Le livre comprend donc sept parties qui disent les douleurs et l’élan d’une vie, la joie d’un vivre-écrire à quoi tout se rattache, par le rythme qui échafaude les points d’ancrage d’une existence qui se retrouve, se rencontre dans la musique et la poésie : on pense évidemment à « La musique souvent me prend comme une mer ! » de Baudelaire.

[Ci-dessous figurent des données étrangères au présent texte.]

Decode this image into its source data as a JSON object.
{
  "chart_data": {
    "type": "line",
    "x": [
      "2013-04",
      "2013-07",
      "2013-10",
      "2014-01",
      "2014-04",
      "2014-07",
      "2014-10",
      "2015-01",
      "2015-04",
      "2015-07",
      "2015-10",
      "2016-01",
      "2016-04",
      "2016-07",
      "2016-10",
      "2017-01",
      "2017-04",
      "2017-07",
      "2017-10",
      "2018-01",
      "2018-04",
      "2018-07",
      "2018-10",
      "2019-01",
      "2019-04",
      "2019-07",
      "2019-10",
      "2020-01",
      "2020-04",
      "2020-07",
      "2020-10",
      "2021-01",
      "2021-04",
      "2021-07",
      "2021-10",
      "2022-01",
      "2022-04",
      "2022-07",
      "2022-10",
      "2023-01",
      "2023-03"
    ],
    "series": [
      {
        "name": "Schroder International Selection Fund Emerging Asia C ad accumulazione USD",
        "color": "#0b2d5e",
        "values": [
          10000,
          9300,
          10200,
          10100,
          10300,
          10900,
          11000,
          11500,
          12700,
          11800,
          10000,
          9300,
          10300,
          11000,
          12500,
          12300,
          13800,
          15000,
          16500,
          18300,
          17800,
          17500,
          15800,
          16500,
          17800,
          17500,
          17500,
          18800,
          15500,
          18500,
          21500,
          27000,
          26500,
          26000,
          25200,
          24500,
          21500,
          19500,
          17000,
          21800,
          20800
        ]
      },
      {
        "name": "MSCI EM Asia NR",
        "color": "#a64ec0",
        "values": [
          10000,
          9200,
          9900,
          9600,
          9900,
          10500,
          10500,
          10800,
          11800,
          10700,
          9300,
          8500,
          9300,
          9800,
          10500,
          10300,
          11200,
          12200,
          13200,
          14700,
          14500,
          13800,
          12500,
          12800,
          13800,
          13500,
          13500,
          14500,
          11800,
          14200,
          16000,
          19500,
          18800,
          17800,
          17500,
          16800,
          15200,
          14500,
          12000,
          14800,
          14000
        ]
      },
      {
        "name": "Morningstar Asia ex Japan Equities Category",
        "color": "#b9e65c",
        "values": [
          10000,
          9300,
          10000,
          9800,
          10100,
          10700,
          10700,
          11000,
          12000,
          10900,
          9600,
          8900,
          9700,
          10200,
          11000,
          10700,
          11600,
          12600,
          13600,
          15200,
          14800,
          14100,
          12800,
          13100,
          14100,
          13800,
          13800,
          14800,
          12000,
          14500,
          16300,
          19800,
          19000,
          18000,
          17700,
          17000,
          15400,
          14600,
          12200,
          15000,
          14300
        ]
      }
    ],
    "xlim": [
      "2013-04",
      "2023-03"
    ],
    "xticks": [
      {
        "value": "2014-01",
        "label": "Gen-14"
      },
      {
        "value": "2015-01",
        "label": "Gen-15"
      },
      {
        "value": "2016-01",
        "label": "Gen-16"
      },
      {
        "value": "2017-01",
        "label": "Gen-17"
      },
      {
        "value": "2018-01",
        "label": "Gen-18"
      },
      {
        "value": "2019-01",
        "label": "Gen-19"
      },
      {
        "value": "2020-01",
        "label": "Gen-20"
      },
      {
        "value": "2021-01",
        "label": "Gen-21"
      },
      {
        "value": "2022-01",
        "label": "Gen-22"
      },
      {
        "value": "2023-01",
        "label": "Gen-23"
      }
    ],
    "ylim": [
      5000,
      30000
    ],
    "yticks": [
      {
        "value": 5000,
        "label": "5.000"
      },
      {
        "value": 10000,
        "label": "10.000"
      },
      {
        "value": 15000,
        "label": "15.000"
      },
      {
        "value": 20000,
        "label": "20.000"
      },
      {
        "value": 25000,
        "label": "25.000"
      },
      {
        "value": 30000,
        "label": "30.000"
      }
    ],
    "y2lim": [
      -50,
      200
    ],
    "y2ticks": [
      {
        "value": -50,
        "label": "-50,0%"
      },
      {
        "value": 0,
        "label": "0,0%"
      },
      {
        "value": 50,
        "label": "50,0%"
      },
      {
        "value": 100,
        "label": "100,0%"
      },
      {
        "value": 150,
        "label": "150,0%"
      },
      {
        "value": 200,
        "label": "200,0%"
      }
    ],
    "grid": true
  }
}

On retiendra, de la dernière partie « La Cantillation du doute et de la grâce », une poétique qui ne se satisfait pas d’un élan lyrique, mais en travaille les nuances et se réinvente comme une recherche recommencée, une écriture en travail – citons : « Trajet spirituel : / Transmuer / Le doute // En confiance / Dans / Le / Peut-être ? » (p. 200) ; « Peut-être / L’émerveillement ?        Illumine ? » (p. 201) ; « Leçons / De lumière : Savoir / S’ouvrir / À // La jubilation » revenant sur « Chaque flexion sonore de la voix de soprano / dans les Leçons de ténèbres qui m’obsèdent / me voûte chaque jour un peu plus sur la page » (p. 42) et « Poésie : / Danse autour / Du peut-être ? » (p. 205) Cette dernière partie invite à créer ses propres trajets de lecture. Les lecteurs en apprécieront la mise en page, une spatialisation invitant aussi à refaire des trajets dans l’espace du livre pour en saisir des moments, les passages d’une « âpre ébauche », mais aussi d’une invention de soi dans des passages en fugue où s’ébauche une connaissance par l’écoute et le rythme.